Le docteur Lamar fit une pause. Il alluma une cigarette, regarda un moment, pensivement, les tourbillons de fumée frisée qui s’envolaient de ses lèvres et continua :

— Jim Barden a un fils. C’est le type parfait de ce que les Français appellent un jeune apache, ce qui est montrer peu d’égards pour ces anciens et fiers guerriers de nos prairies. Il a une vingtaine d’années et il s’est contenté, jusqu’ici, de vivre en marge de la société, traînant de bar en bar, et chapardant tout ce qui se trouve à sa portée. Il n’a, jusqu’à présent, jamais été pincé dans une affaire sérieuse, et je n’ai pas entendu dire non plus que personne ait vu sur sa main le terrible Cercle rouge.

Le docteur Lamar se leva et regarda sa montre.
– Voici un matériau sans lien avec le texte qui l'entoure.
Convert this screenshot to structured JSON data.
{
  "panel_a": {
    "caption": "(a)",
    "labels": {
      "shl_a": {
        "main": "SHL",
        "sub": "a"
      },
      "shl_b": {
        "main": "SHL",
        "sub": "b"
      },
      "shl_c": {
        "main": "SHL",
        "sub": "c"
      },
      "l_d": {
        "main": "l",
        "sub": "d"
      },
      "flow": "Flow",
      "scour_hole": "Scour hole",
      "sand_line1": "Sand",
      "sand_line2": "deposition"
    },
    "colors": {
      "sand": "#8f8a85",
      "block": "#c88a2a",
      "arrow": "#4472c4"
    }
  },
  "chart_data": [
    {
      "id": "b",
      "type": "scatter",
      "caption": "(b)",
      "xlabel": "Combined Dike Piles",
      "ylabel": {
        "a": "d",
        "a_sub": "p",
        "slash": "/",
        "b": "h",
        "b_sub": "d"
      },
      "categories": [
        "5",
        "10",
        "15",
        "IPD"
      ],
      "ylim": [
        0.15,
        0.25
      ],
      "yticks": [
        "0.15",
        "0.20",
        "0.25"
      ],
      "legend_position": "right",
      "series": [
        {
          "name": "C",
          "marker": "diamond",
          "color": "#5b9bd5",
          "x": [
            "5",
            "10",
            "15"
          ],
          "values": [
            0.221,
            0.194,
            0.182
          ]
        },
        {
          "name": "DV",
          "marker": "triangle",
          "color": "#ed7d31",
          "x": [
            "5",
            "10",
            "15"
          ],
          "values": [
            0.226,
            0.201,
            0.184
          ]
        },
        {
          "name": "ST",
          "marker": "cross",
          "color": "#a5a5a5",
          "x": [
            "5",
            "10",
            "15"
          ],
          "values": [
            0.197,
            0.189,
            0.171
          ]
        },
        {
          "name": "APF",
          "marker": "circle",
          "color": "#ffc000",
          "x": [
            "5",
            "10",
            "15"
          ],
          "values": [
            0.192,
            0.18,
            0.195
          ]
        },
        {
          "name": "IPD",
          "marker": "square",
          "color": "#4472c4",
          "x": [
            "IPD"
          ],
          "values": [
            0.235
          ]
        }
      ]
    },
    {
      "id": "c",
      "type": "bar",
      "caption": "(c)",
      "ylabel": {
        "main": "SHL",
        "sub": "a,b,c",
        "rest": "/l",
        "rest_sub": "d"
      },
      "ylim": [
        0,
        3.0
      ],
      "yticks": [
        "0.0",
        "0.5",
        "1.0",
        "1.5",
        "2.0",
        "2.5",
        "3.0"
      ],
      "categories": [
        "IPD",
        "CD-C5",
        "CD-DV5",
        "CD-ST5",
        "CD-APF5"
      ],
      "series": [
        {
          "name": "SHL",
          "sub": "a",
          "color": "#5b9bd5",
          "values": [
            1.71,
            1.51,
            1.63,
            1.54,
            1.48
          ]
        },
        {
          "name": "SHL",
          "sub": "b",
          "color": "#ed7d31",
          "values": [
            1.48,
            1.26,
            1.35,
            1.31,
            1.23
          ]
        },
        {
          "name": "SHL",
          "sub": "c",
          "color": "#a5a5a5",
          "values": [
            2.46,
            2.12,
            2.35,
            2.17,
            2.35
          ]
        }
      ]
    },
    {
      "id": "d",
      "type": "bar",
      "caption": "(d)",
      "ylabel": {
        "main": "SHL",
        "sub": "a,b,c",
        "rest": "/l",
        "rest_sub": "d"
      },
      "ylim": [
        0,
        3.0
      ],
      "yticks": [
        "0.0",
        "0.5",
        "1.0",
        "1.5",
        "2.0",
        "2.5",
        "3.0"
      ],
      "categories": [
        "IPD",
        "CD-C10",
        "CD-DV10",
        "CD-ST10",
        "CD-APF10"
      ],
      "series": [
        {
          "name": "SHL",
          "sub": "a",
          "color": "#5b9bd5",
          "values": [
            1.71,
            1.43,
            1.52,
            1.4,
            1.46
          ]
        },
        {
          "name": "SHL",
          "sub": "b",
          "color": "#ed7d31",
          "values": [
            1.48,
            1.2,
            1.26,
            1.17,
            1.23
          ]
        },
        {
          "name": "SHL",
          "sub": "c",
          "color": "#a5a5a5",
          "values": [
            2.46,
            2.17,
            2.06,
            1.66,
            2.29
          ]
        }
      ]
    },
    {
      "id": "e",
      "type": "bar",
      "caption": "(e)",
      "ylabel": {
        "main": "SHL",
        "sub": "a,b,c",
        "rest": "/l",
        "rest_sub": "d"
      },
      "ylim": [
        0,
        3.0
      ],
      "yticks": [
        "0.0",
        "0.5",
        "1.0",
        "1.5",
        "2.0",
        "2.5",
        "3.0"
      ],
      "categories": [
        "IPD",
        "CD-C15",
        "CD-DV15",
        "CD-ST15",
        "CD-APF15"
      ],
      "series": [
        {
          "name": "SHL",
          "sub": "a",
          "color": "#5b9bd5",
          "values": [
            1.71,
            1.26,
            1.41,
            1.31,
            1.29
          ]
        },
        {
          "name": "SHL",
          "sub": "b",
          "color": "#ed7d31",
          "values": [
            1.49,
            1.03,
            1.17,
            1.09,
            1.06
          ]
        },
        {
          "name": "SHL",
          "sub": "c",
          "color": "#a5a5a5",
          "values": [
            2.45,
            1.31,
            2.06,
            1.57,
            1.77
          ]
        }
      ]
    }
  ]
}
— Mademoiselle Hayes, voilà les données du problème. Vous en savez autant que moi. Maintenant, il est midi, le moment approche où Jim Barden doit être mis en liberté. Je vais aller l’attendre à sa sortie afin de savoir ce qu’il fera et de surveiller secrètement ses faits et gestes. Sans doute, il va essayer de retrouver son fils, et il retournera chez lui, c’est-à-dire dans un asile mystérieux que la police est persuadée qu’il s’est ménagé — car il disparaît quand il veut, sans qu’on puisse retrouver sa trace.

Le docteur Lamar se coiffa de son chapeau et ouvrit un tiroir de son bureau. Il y prit un revolver de précision qu’il glissa dans une poche et une paire de menottes d’acier, nickelées, étincelantes et jolies comme une parure, qu’il mit dans une autre poche.

— Que le Cercle Rouge ne vous fasse pas oublier mes instructions, mademoiselle Hayes, recommanda-t-il.

— Non, monsieur, dit la jeune fille.

— Et maintenant, il faut que je me hâte si je veux assister au lâcher de la bête fauve, murmura-t-il en sortant.